None of us got any sleep during the thirty hour long flight to Seattle. We had to keep our watches set to Saigon time to ensure maintaining medication and feeding schedules. When I would start to nod off while feeding a baby, someone else would kindly remind me that there were many more that still needed attention. How I longed just to be able to cuddle even one precious little one, letting it sleep in my arms for the rest of the trip!
As would be expected under the circumstances, there was a certain amount of unavoidable confusion. For example, finding another baby in the bassinet when I tried to replace the one I had. Also, at each of our stops in Guam and Honolulu, we were restocked with a different formula. My heart went out to the babies who were in unfamiliar surroundings with disrupted routines and then subjected to formula changes. No wonder so many had diarrhea by the time we reached Seattle. Many also had heat rash from the plastic bassinets. A few had also broken out with chickenpox in route. But, in spite of these challenges, I must commend and thank Holt International for the over all organization. That is what made this flight a success.
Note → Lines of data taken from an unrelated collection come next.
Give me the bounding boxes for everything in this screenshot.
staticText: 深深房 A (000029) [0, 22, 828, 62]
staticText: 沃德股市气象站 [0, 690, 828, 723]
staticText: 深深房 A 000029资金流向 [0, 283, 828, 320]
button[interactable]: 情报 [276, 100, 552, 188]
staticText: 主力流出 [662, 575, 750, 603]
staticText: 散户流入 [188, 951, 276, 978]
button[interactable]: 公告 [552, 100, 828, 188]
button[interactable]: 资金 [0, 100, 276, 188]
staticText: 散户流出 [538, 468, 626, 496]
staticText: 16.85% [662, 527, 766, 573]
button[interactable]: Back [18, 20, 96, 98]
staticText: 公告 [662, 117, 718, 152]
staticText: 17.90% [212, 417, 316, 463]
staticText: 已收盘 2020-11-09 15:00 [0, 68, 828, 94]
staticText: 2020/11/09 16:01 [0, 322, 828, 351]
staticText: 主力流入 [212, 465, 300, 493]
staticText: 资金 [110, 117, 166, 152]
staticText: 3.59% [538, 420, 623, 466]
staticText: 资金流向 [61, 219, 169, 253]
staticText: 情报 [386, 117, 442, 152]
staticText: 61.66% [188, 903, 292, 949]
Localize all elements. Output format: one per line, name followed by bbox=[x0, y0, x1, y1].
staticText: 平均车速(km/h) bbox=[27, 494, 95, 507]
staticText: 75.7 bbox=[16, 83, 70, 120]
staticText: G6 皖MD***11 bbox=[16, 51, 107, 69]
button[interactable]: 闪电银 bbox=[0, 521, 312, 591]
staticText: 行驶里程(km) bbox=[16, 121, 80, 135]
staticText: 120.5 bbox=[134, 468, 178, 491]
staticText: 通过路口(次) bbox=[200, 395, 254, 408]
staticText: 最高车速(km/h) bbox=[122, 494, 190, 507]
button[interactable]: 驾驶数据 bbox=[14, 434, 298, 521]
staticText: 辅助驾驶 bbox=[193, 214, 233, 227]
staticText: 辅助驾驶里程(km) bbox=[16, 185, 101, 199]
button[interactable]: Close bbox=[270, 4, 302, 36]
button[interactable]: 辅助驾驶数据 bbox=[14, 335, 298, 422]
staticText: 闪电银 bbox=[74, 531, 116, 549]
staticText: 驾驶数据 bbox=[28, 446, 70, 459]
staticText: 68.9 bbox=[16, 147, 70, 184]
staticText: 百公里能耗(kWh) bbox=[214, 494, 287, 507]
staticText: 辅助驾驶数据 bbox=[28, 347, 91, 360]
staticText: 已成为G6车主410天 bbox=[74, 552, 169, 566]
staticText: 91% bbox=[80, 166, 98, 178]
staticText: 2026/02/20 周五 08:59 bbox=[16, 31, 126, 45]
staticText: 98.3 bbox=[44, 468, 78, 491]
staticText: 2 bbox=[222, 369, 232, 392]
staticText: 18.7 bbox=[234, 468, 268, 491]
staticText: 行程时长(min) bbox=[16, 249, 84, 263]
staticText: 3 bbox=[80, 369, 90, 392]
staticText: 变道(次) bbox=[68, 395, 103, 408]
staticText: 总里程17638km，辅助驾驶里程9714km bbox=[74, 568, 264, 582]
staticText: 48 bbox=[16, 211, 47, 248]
I got off in Seattle to fly down to San Diego for a brief visit with my parents before returning to Hong Kong. My mother later sent me some articles about the flight.
Fifteen years later, in 1990, NBC aired the movie "The Last Flight Out" and I read some articles about the airlift and fall of Saigon. Again I wondered: What ever happened to all of those children?
When I saw the May 2000 Reader's Digest cover and began reading the feature story my heart skipped several beats. Here was an update on how some of OUR BABIES were doing!
I can't begin to describe how it feels to look back on what seemed, at the time, to be a brief side trip and get a glimpse of the bigger picture from many different angles: the adoptees, the adoptive parents, other volunteers on the babylifts.